Au cours de mission Alpha, l’astronaute Thomas Pesquet va réaliser à bord de la Station spatiale internationale (ISS) deux expériences toulousaines avec le Physarum polycephalum ou “blob”, organisme monocellulaire aux capacités d’apprentissage étonnantes. L’éthologue Audrey Dussutour a imaginé avec l’aide du CNRS et du Cnes l’opération “Blob-Terre”, qui va permettre à au moins 4500 classes de niveau primaire, collège ou lycée de répliquer les protocoles au sol. Un événement qui cache, au-delà de l’aspect éducatif, un objectif scientifique ambitieux pour étudier l’impact du changement climatique.

Par Fleur Olagnier, journaliste scientifique. Publication de la série Les sciences en apesanteur.

Le “blob”, de son nom scientifique Physarum polycephalum, est une cellule géante dépourvue de cerveau mais capable de se déplacer, d’apprendre et de communiquer avec ses semblables. Cet organisme fascinant fait l’objet de nombreuses recherches, dont celles menées depuis 2008 par Audrey Dussutour, chercheuse CNRS au Centre de recherches sur la cognition animale.

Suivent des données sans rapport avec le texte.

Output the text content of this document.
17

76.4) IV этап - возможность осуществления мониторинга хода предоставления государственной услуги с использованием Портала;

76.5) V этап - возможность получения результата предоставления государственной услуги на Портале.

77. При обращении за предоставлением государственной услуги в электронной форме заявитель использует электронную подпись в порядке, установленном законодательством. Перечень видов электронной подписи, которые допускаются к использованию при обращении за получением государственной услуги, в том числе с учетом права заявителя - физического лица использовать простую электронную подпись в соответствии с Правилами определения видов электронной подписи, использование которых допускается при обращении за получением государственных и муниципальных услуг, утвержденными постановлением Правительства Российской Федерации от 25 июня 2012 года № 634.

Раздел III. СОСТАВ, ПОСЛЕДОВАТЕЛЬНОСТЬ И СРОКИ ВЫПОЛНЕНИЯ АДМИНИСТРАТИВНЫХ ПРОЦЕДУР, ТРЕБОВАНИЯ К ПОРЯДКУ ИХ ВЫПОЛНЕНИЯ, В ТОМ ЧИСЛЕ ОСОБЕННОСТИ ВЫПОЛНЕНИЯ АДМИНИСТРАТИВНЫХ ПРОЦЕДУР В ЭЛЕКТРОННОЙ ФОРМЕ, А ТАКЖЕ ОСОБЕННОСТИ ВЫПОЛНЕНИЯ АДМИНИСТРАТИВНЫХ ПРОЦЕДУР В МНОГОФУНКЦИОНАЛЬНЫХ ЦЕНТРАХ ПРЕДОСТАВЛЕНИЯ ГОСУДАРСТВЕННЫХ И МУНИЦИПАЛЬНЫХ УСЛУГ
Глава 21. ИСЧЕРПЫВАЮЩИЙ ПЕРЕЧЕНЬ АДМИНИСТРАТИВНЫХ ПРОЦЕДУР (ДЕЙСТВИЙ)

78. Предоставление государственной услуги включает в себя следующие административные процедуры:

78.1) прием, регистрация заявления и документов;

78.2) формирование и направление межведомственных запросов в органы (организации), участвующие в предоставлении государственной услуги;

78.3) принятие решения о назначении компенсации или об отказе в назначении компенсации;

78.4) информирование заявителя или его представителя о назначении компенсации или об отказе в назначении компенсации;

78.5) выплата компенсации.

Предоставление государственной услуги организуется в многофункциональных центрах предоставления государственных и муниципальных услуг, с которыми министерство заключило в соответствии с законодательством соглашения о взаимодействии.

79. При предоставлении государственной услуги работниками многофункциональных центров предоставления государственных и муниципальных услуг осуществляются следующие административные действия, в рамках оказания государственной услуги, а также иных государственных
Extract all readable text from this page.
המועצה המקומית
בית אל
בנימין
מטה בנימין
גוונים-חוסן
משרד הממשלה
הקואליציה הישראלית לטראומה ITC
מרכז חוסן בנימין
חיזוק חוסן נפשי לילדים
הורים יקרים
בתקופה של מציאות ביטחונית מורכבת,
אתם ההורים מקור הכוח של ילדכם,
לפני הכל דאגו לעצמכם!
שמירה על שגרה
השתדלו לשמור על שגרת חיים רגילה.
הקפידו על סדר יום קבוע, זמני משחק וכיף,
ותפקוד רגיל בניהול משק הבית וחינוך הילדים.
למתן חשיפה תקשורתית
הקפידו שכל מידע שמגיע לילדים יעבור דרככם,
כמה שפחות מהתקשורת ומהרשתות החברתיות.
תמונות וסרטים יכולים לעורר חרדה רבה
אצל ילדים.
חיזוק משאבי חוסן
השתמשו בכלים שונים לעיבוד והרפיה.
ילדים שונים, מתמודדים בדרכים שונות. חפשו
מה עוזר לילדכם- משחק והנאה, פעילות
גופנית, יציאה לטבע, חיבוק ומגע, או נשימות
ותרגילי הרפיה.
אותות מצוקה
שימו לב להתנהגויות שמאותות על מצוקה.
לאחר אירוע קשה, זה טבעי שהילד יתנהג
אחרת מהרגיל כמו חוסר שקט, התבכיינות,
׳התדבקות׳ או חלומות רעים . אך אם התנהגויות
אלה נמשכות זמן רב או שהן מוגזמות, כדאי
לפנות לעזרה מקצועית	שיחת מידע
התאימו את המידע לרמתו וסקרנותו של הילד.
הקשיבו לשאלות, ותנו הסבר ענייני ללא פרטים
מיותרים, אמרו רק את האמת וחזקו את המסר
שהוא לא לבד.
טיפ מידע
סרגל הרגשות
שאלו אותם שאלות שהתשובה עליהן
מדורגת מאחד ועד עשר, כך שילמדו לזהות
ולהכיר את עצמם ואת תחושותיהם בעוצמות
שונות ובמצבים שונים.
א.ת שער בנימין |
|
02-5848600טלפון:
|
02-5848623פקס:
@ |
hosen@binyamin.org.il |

L’éthologue a élaboré deux expériences autour du blob qui vont être réalisées début octobre par Thomas Pesquet dans la Station spatiale internationale (ISS). Dans la première baptisée “Exploration”, deux cellules géantes qui auront voyagé “endormies” seront “réveillées” par réhydratation et placées chacune dans une arène vide, afin d’observer les changements de forme, les vitesses de déplacement et de ré-endormissement. Dans la seconde expérience “Exploitation”, deux blobs seront réveillés en présence de nourriture, chacun au milieu de quatre flocons d’avoine : quel trajet vont-ils emprunter ?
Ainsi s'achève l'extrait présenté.